Microbotics


 

When the University of Hawai‘i at Mānoa fielded its first team ever to compete in the annual National Institute of Standards and Technology’s Microrobotics Challenge—held in May 2011 in Shanghai, China—the Honolulu contingent made quite an impression among competitors from the mainland U.S., France, Italy and Canada.

Electrical engineering graduate students Wenqi Hu and Kelly Ishii finished second among seven teams in the challenge of building mobile robots smaller than 1 millimeter in size. Plus, they were members of the only team besides the winning one, University of Waterloo, that was able to assemble more than a single triangle in the micro-assembly challenge. “We were pleasantly surprised to do so well, because we didn’t have much time to work on this project,” said team advisor and Electrical Engineering Assistant Professor Aaron Ohta.

The stellar showing under Ohta’s tutelage was not surprising. The 1999 Kalani High graduate displayed youthful promise when, while enrolled at UH Mānoa in the early 2000s, Ohta was recognized by the national honor society Eta Kappa Nu as the top electrical engineering undergraduate in the U.S. The first UH engineering student to receive the prestigious National Science Foundation Graduate Research Fellowship, Ohta went on to earn his master’s from UCLA in 2004 and PhD from UC Berkeley in 2008, before returning to his alma mater to teach in 2009.

It was easy for Ohta to impart his enthusiasm for the world of microrobotics to Hu, Ishii and engineering student Michelle Zhang, who assisted in earlier stages of the project with Electrical Engineering Assistant Professor David Garmire. They were all fascinated by microrobots that are less than 0.6 millimeters in their largest dimension, which is no larger than the width of six strands of hair. UH Mānoa’s microrobot consisted of a very tiny air bubble inside a microchamber, whose surface was heated by a computer projector. The generated force propelled the microrobot, which in turn could move objects smaller than a millimeter in size.

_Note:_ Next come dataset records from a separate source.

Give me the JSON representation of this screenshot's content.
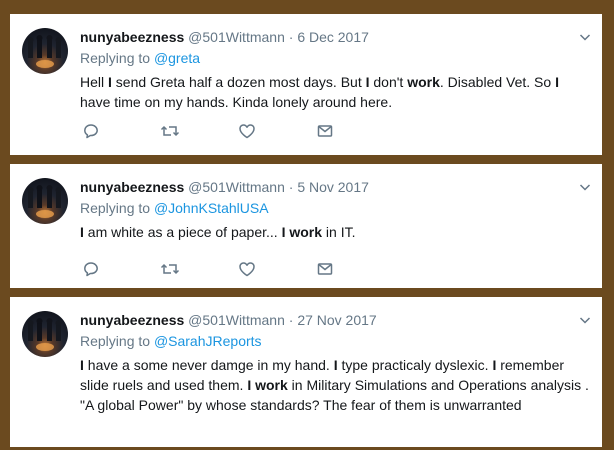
{
  "tweets": [
    {
      "name": "nunyabeezness",
      "handle": "@501Wittmann",
      "sep": "·",
      "date": "6 Dec 2017",
      "replying_label": "Replying to ",
      "replying_to": "@greta",
      "text": [
        {
          "t": "Hell ",
          "b": false
        },
        {
          "t": "I",
          "b": true
        },
        {
          "t": " send Greta half a dozen most days.  But ",
          "b": false
        },
        {
          "t": "I",
          "b": true
        },
        {
          "t": " don't ",
          "b": false
        },
        {
          "t": "work",
          "b": true
        },
        {
          "t": ". Disabled Vet. So ",
          "b": false
        },
        {
          "t": "I",
          "b": true
        },
        {
          "t": " have time on my hands. Kinda lonely around here.",
          "b": false
        }
      ]
    },
    {
      "name": "nunyabeezness",
      "handle": "@501Wittmann",
      "sep": "·",
      "date": "5 Nov 2017",
      "replying_label": "Replying to ",
      "replying_to": "@JohnKStahlUSA",
      "text": [
        {
          "t": "I",
          "b": true
        },
        {
          "t": " am white as a piece of paper... ",
          "b": false
        },
        {
          "t": "I",
          "b": true
        },
        {
          "t": " ",
          "b": false
        },
        {
          "t": "work",
          "b": true
        },
        {
          "t": " in IT.",
          "b": false
        }
      ]
    },
    {
      "name": "nunyabeezness",
      "handle": "@501Wittmann",
      "sep": "·",
      "date": "27 Nov 2017",
      "replying_label": "Replying to ",
      "replying_to": "@SarahJReports",
      "text": [
        {
          "t": "I",
          "b": true
        },
        {
          "t": " have a some never damge in my hand. ",
          "b": false
        },
        {
          "t": "I",
          "b": true
        },
        {
          "t": " type practicaly dyslexic. ",
          "b": false
        },
        {
          "t": "I",
          "b": true
        },
        {
          "t": " remember slide ruels and used them. ",
          "b": false
        },
        {
          "t": "I",
          "b": true
        },
        {
          "t": " ",
          "b": false
        },
        {
          "t": "work",
          "b": true
        },
        {
          "t": " in Military Simulations and Operations analysis .  \"A global Power\" by whose standards? The fear of them is unwarranted",
          "b": false
        }
      ]
    }
  ],
  "icons": [
    "reply-icon",
    "retweet-icon",
    "like-icon",
    "message-icon",
    "chevron-down-icon"
  ],
  "colors": {
    "background": "#6b4a1f",
    "card": "#ffffff",
    "link": "#1b95e0",
    "muted": "#657786",
    "text": "#14171a"
  }
}
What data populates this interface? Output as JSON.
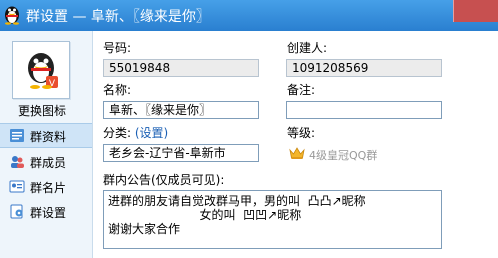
{
  "window": {
    "title": "群设置 — 阜新、〖缘来是你〗"
  },
  "sidebar": {
    "change_icon_label": "更换图标",
    "items": [
      {
        "label": "群资料",
        "active": true,
        "icon": "group-info-icon"
      },
      {
        "label": "群成员",
        "active": false,
        "icon": "group-members-icon"
      },
      {
        "label": "群名片",
        "active": false,
        "icon": "group-card-icon"
      },
      {
        "label": "群设置",
        "active": false,
        "icon": "group-settings-icon"
      }
    ]
  },
  "form": {
    "number_label": "号码:",
    "number_value": "55019848",
    "creator_label": "创建人:",
    "creator_value": "1091208569",
    "name_label": "名称:",
    "name_value": "阜新、〖缘来是你〗",
    "remark_label": "备注:",
    "remark_value": "",
    "category_label": "分类:",
    "category_link": "(设置)",
    "category_value": "老乡会-辽宁省-阜新市",
    "level_label": "等级:",
    "level_value": "4级皇冠QQ群",
    "notice_label": "群内公告(仅成员可见):",
    "notice_lines": [
      "进群的朋友请自觉改群马甲，男的叫  凸凸↗昵称",
      "                        女的叫  凹凹↗昵称",
      "谢谢大家合作"
    ]
  },
  "colors": {
    "titlebar": "#2a7fd0",
    "sidebar_bg": "#eef5fb",
    "active_item": "#cfe4f7",
    "link": "#1a5fb4"
  }
}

At the Microrobotics Challenge in Shanghai, the tiny robots competed in miniature arenas under a microscope. The competition consisted of two events: a mobility challenge, in which the robots were timed as they moved around a figure-8 track; and a micro-assembly challenge, in which the robots assembled tiny triangles in a designated area. In a show of school spirit, the UH Mānoa team also assembled tiny glass beads into a “U” and a “H.” Go Warriors!